Mattia Binotto, directeur général et directeur de la Team Principal Scuderia Ferrari : « C’est un jour très triste aujourd’hui pour tout le monde chez Scuderia Ferrari. Nous pleurons la disparition de Mauro Forghieri, l’une des personnes les plus extraordinaires à avoir travaillé ici. Nommé directeur d’équipe à l’âge de 27 ans, il est grâce à ses brillantes idées l’un des derniers ingénieurs polyvalents dans le monde automobile. Je l’ai rencontré à plusieurs reprises et chaque fois cela a été un moment spécial. Il a été, jusqu’à la fin, une personne profondément charismatique. Ses idées révolutionnaires, ainsi que sa nature bouillonnante et sa capacité à motiver, lui ont permis de jouer un rôle très important dans certains des moments les plus significatifs de l’histoire de Ferrari. Il a contribué plus que quiconque à forger la légende du Cheval cabré. Il nous manquera à tous ».

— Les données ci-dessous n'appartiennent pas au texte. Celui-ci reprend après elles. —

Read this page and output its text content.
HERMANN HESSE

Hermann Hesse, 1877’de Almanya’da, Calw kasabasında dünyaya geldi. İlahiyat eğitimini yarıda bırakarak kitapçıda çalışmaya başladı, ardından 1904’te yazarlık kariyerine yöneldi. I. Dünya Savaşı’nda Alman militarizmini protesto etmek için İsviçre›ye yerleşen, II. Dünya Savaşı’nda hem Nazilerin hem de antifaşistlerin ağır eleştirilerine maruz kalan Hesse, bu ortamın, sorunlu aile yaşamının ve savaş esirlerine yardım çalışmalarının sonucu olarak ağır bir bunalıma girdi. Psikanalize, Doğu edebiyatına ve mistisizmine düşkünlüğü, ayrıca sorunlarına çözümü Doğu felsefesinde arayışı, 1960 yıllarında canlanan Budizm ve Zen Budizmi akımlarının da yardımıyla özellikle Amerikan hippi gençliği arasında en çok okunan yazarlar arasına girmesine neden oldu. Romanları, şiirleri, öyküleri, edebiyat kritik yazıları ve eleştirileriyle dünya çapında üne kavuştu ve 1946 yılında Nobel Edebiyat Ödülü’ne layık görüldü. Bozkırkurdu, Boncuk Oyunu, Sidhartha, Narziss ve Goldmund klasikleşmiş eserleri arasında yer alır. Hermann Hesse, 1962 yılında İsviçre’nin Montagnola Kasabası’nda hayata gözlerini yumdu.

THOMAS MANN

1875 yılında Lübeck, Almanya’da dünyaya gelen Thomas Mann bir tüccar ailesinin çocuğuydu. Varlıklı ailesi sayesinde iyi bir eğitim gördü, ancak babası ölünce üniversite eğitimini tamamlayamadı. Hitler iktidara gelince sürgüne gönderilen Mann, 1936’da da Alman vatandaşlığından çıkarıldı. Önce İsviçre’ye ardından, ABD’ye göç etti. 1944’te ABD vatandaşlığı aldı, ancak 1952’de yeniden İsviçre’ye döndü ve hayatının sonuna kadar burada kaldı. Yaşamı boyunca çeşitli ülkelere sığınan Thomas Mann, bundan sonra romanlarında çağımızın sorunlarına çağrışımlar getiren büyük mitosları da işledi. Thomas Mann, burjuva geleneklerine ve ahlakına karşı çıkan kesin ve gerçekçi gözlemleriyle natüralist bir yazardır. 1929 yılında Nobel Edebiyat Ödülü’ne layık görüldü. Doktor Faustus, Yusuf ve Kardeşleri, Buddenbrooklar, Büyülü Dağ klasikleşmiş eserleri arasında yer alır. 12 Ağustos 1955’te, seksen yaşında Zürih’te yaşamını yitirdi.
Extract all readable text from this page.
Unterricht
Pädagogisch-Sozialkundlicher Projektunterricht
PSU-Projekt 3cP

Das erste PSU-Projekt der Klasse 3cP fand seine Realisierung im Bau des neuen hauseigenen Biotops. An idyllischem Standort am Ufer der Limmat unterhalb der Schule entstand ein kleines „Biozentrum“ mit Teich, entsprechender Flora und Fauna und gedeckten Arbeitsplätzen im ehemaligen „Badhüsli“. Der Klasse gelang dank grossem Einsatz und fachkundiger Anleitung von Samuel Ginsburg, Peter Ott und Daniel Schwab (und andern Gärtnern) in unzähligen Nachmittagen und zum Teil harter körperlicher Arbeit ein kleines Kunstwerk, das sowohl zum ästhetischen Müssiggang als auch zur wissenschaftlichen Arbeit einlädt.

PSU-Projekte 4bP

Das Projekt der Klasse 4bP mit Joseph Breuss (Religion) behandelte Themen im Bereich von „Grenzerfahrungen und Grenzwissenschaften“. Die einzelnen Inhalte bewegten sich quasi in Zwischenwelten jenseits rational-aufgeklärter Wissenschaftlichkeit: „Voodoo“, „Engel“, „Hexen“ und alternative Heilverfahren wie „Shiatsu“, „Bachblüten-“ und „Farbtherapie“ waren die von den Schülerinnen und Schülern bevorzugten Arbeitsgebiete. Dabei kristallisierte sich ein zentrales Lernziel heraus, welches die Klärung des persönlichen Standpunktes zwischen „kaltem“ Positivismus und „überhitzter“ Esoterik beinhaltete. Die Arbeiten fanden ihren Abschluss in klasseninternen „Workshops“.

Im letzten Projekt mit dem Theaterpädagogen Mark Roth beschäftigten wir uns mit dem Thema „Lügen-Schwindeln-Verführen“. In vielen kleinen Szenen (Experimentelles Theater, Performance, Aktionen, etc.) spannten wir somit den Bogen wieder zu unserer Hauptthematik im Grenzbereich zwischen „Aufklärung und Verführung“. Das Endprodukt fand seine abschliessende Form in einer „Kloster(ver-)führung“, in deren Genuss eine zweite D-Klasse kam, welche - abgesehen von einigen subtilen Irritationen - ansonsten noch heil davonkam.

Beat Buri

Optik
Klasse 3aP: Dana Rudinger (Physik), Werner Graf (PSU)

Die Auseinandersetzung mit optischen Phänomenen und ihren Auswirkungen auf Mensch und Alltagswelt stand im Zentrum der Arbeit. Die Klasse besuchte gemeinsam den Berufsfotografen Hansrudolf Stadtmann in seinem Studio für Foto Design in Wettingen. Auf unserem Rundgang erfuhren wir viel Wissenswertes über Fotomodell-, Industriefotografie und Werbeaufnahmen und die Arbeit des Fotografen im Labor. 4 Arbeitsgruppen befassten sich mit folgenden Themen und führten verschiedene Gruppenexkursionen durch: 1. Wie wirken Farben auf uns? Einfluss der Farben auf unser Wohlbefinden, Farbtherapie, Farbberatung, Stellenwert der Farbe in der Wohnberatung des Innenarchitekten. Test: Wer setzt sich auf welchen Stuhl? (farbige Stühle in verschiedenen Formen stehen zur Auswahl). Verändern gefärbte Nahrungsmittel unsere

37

Antonello Coletta, directeur de Ferrari Attività Sportive GT : « Mauro Forghieri a joué un rôle clé dans l’histoire de Ferrari. Enzo Ferrari prétendait être un agitateur, et je crois que nous pouvons dire que Forghieri était un agitateur d’idées. C’était un innovateur brillant, capable de trouver des solutions techniques qui échappaient à la plupart des ingénieurs de son époque. C’était un designer qui allait au-delà de son rôle défini. Il était devenu une référence et une source d’inspiration pour tous ceux qui ont travaillé avec lui. C’était aussi un designer éclectique. Sa curiosité et sa volonté de repousser les limites font de lui une légende dans l’histoire de Ferrari et du sport automobile en général ».